Entrent en scène les experts. Ouf! On va pouvoir enfin savoir, comprendre, maîtriser. Même pas. Faut-il ou non porter un masque en permanence, administrer de la chloroquine ou des rétroviraux, confiner jusqu’à la découverte d’un vaccin ou permettre les camps scouts? Si informés soient les experts, ils avouent entre deux phrases qu’ils ne savent pas trop, qu’il vaut mieux par précaution, que tout est possible. Certains d’entre eux se chamaillent par articles interposés et posts sur Facebook. Des infectiologues de terrain se plaignent de ce que les experts n’ont pas… leur expertise. Et chaque soir, sur chaque chaîne télé, ils sont priés d’apporter, en dix secondes, une réponse claire aux innombrables questions de citoyens qui ne savent plus très bien que croire, que penser, que faire.

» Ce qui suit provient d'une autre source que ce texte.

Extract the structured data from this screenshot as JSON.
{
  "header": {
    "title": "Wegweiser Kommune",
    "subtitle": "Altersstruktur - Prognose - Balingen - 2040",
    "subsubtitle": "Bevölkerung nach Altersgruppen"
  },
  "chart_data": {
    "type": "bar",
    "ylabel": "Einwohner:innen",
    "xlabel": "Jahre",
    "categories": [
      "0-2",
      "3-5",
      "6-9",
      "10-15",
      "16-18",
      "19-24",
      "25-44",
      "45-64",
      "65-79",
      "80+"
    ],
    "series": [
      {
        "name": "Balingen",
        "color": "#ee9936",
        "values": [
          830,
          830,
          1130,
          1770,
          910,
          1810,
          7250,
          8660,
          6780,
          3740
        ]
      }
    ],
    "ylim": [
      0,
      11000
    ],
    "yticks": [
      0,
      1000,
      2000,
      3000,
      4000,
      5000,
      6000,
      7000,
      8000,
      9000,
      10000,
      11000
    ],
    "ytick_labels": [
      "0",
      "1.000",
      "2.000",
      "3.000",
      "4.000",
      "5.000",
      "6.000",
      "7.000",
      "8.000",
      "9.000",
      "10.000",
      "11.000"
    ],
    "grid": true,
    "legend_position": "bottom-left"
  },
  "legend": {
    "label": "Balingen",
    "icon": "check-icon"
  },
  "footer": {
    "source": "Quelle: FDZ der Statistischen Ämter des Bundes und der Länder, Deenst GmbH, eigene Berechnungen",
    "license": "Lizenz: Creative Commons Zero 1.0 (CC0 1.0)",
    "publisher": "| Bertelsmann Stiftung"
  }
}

C’est que l’incertitude alimente l’anxiété, cet état infiniment plus destructeur que la peur. La peur a toujours un objet bien identifié (les araignées, parler en public…), tandis que l’angoisse fait ressentir l’imminence d’un danger, pas forcément réel, impossible à définir et du coup, doublement menaçant. Le Covid-19 l’a répandue bien plus largement que ses toxines. Inconnu au bataillon des virus, il décime aussi bien des cohortes de vieux pourtant "confinés pour leur bien" que des centaines de jeunes trentenaires au Brésil; il se refile on ne sait trop comment et, surtout, il met à genoux un système économique en moins de temps qu’il ne faut pour le penser, mettant cruellement en lumière ses incohérences autant que l’impuissance et l’incurie de tant de dirigeants. L’anxiété, fille de l’incertitude, a de quoi proliférer plus vite que le virus…

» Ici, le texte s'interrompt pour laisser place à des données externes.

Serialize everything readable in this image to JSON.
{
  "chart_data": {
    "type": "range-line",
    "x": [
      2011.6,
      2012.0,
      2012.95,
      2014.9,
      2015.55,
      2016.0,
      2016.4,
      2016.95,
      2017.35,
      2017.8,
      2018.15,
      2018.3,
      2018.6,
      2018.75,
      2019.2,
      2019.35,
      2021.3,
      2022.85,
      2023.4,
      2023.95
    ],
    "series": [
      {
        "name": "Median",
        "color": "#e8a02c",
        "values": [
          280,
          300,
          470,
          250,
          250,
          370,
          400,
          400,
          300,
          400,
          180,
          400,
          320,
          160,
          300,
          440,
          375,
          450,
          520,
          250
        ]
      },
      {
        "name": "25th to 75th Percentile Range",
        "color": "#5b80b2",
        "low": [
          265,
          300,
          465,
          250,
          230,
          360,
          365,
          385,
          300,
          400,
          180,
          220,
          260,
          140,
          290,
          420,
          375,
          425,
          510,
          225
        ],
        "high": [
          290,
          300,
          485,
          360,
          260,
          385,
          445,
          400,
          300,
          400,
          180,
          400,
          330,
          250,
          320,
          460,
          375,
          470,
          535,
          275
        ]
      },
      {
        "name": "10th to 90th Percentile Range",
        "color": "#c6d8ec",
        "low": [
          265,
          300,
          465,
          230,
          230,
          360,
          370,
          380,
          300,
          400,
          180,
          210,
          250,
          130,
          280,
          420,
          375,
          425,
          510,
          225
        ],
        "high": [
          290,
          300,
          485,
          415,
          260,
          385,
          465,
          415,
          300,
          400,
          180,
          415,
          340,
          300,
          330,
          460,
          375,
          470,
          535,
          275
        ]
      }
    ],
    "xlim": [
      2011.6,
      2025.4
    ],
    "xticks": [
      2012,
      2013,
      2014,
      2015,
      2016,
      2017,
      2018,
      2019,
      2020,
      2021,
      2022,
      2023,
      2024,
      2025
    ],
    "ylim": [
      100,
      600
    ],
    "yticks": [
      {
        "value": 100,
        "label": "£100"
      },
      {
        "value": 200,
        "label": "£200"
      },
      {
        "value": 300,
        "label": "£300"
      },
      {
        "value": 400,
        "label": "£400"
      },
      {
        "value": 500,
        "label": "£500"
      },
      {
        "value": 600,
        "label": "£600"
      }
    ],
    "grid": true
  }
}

Et si elle était là, l’une des véritables opportunités de cette crise? Apprendre à renoncer à notre maîtrise, à notre fantasme de toute-puissance, consentir à ce que la tranquillité de la certitude fasse place à l’intranquillité du non-savoir. Pas besoin de discernement ni de libre arbitre lorsque tout est bétonné, lorsqu’on s’en remet avec soulagement à la parole des "sachants" qui se proclament tels. Et si l’incertitude ouvrait un chemin de vraie et grande liberté? Le savoir humain n’y perdrait rien. La foi non plus.